Left-arm is very much the name of the spin game at this World Cup, and two of the finest proponents, Daniel Vettori and Monty Panesar, will go head-to-head as New Zealand and England fight for supremacy in Group C. Vettori has only two World Cup wickets, bizarre given his talent, and he will surely reap a richer harvest in the Caribbean. As for Monty, no one has captivated the neutral quite like he has since dismissing Sachin Tendulkar on Test debut at Nagpur, and the signs are that the transition to the more regimented type of bowling expected in one-dayers hasn't been quite as painful as expected.

Three decades ago, a traumatic Test defeat in Trinidad against India caused Clive Lloyd to jettison any thoughts of spin in the West Indian bowling plan. With the accent solely on pace, a generation of slow bowlers came and went without even being a blip on the radar, but the circle is now complete. As they bid to win the World Cup for the first time since 1979, the hosts will rely heavily on slow bowling, with the offspin of Chris Gayle and Marlon Samuels absolutely central to Brian Lara's plans of restricting the opposition.

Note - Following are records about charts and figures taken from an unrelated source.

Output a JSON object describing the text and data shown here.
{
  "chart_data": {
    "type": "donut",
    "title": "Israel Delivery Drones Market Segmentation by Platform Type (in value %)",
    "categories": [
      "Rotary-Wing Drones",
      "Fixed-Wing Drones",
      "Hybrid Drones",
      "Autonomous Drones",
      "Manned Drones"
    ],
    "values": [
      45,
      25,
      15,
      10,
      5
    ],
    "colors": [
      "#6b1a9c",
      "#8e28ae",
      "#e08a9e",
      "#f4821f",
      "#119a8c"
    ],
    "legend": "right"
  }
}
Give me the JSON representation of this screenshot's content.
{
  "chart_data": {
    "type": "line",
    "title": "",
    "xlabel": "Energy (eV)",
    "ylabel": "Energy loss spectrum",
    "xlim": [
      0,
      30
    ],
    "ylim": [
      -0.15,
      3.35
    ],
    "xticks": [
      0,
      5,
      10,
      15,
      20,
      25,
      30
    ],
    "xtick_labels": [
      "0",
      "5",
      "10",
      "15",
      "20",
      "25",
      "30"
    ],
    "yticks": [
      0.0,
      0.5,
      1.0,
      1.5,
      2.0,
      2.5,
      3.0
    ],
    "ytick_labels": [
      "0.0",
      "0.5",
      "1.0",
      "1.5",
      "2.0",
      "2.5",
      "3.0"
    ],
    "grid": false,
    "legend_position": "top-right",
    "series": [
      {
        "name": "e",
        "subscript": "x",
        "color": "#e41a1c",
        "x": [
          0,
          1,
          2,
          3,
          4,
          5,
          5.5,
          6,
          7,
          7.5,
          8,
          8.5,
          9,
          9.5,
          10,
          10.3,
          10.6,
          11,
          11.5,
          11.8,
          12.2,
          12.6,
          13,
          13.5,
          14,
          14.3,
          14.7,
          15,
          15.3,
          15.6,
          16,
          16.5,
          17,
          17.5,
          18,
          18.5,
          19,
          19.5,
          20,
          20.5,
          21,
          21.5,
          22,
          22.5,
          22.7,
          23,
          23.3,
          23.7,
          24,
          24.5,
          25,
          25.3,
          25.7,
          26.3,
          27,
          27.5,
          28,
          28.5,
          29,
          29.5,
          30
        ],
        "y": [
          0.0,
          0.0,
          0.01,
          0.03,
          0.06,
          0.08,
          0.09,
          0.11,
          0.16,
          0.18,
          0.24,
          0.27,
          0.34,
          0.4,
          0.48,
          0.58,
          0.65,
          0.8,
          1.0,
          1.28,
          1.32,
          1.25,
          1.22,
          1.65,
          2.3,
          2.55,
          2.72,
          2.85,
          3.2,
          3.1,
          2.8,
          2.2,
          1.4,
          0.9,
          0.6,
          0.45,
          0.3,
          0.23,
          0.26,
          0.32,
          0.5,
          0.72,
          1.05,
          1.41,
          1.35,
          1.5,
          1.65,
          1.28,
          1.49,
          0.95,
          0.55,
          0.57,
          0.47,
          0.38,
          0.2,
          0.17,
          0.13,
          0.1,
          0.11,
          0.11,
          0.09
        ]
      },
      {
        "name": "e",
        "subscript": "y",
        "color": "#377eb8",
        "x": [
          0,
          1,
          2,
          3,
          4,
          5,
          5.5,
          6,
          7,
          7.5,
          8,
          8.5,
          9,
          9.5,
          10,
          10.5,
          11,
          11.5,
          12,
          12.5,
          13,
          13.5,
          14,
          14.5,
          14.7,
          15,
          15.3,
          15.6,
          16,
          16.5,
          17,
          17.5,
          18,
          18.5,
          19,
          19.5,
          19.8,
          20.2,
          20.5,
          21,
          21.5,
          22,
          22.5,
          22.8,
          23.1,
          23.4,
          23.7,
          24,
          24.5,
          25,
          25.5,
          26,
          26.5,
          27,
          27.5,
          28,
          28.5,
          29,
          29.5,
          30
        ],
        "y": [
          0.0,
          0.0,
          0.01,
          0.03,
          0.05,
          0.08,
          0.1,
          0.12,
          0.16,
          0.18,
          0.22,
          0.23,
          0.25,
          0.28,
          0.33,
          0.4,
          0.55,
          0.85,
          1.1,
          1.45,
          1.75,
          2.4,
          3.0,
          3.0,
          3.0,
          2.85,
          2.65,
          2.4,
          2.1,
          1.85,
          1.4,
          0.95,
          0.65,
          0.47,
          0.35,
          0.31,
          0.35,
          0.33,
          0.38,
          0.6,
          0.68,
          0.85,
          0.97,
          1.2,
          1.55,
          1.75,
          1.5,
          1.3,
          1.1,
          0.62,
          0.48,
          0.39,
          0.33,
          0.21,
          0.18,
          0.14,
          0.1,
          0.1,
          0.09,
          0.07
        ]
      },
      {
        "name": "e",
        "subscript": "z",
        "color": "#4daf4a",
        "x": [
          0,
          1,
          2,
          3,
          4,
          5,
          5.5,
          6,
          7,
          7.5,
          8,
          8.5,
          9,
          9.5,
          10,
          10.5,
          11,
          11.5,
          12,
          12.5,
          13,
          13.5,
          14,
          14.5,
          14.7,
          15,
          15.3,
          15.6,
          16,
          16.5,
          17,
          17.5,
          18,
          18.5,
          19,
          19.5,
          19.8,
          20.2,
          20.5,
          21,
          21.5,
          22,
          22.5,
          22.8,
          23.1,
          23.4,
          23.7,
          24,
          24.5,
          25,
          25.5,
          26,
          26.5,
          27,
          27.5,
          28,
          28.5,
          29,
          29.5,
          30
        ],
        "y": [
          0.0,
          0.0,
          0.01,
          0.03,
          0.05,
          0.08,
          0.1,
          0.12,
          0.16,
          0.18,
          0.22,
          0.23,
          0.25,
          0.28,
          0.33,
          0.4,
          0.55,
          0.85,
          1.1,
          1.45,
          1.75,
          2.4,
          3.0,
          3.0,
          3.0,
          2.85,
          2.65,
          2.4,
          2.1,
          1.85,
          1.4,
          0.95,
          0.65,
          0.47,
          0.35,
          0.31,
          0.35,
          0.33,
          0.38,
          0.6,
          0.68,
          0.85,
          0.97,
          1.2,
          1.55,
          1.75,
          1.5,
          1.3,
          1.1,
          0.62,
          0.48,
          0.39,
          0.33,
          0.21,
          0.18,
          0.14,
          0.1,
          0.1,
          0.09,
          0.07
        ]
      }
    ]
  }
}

But what of the best team in the world, if you go by the ICC rankings anyway? There may be hundreds of young kids looking to imitate Warne's ripping leg breaks on the playing fields of South Africa, but not one of them has made it into the squad. The best they have as far as slow bowling goes are Robin Peterson and Graeme Smith, and it wouldn't be unfair to say that neither would be anywhere near the XI if they couldn't bat a bit - more than a bit in Smith's case. No one's been able to figure out what sort of surfaces to expect once the competition gets underway, but if the low-slow predictions come true, South Africa concede a massive advantage. Lack of nerve cost them two tilts at the title. This time, it could be their lack of variety.